California’s commitment to solving climate change could not be played on a more impressionable stage than in the classrooms and on the playgrounds where future generations learn and play during their formative years.

Greener schoolyards supports academic excellence, complements environmental education standards and improves student health and wellbeing

Yet, it has been 10 years since voters passed Proposition 39, which invested $1.7 billion on school energy-efficiency programs.

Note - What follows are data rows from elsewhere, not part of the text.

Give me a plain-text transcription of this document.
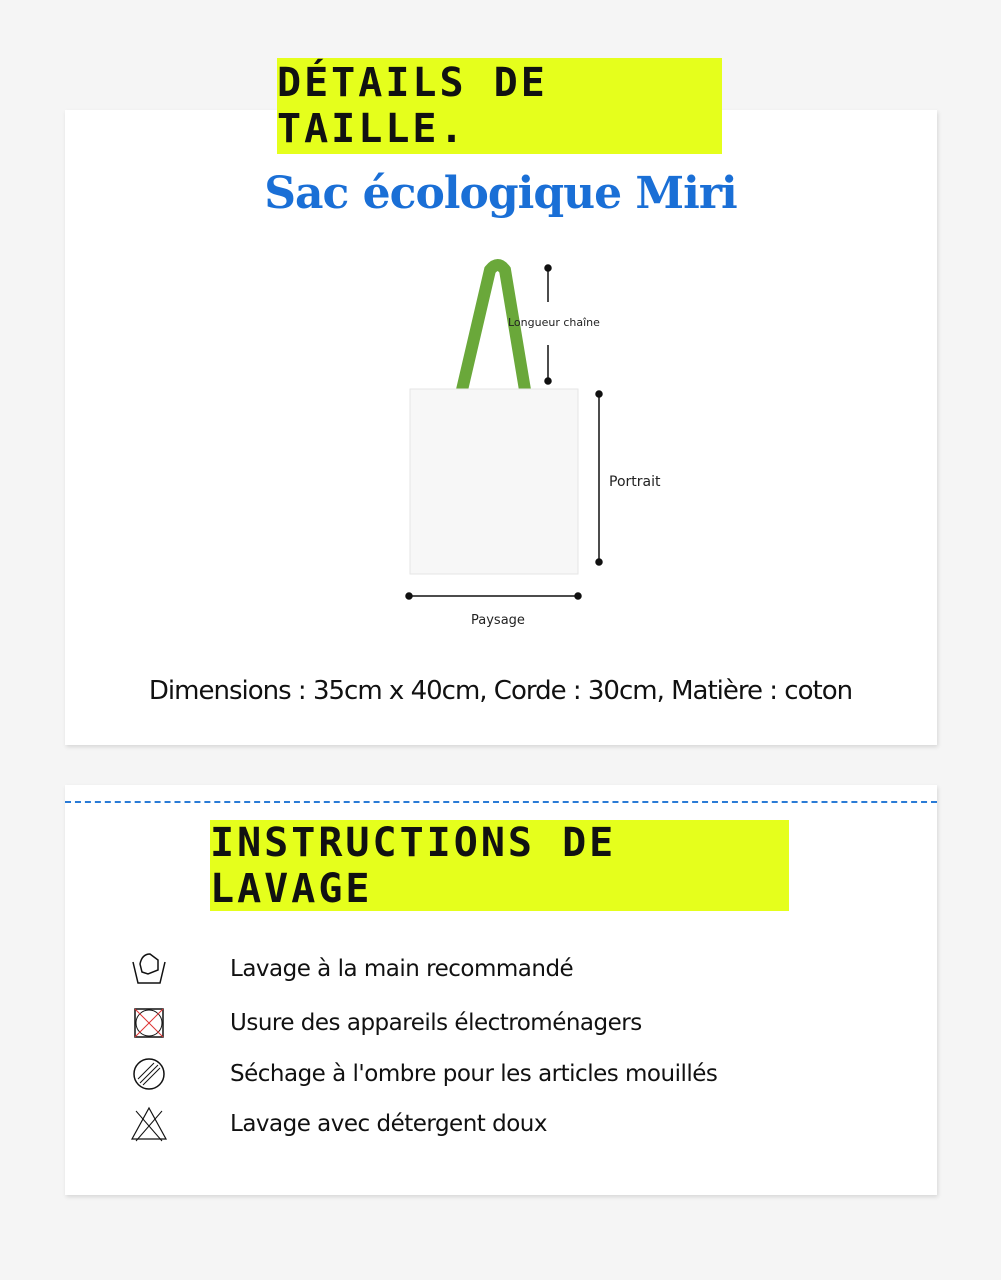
DÉTAILS DE TAILLE.
Sac écologique Miri
Longueur chaîne
Portrait
Paysage
Dimensions : 35cm x 40cm, Corde : 30cm, Matière : coton
INSTRUCTIONS DE LAVAGE
Lavage à la main recommandé
Usure des appareils électroménagers
Séchage à l'ombre pour les articles mouillés
Lavage avec détergent doux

With temperature trends rising worldwide, now is the time to address the need for more trees and less asphalt.

Here’s why:

–Shade from trees can lower surface temperatures by up to 45 degrees and cool the air around them, lowering air temperatures by up to 9 degrees.

–Greening schoolyards produces water-savings and flood-reduction benefits.

–Greener schoolyards supports academic excellence, complements environmental education standards and improves student health and wellbeing.

For an example on how greening schools can work, see this recent story on Vaughn Early Education Center in Pacoima.

Let’s confront this threat to future generations of students. Let’s improve their quality of education, and their health.

Let’s start by the simple act of planting a tree.

Editor’s Note: State Sen. Bob Hertzberg represents nearly one million San Fernando Valley residents of Senate District 18. Cindy Montañez, a former member of the Assembly, is CEO of TreePeople, a Southern California-based environmental advocacy group.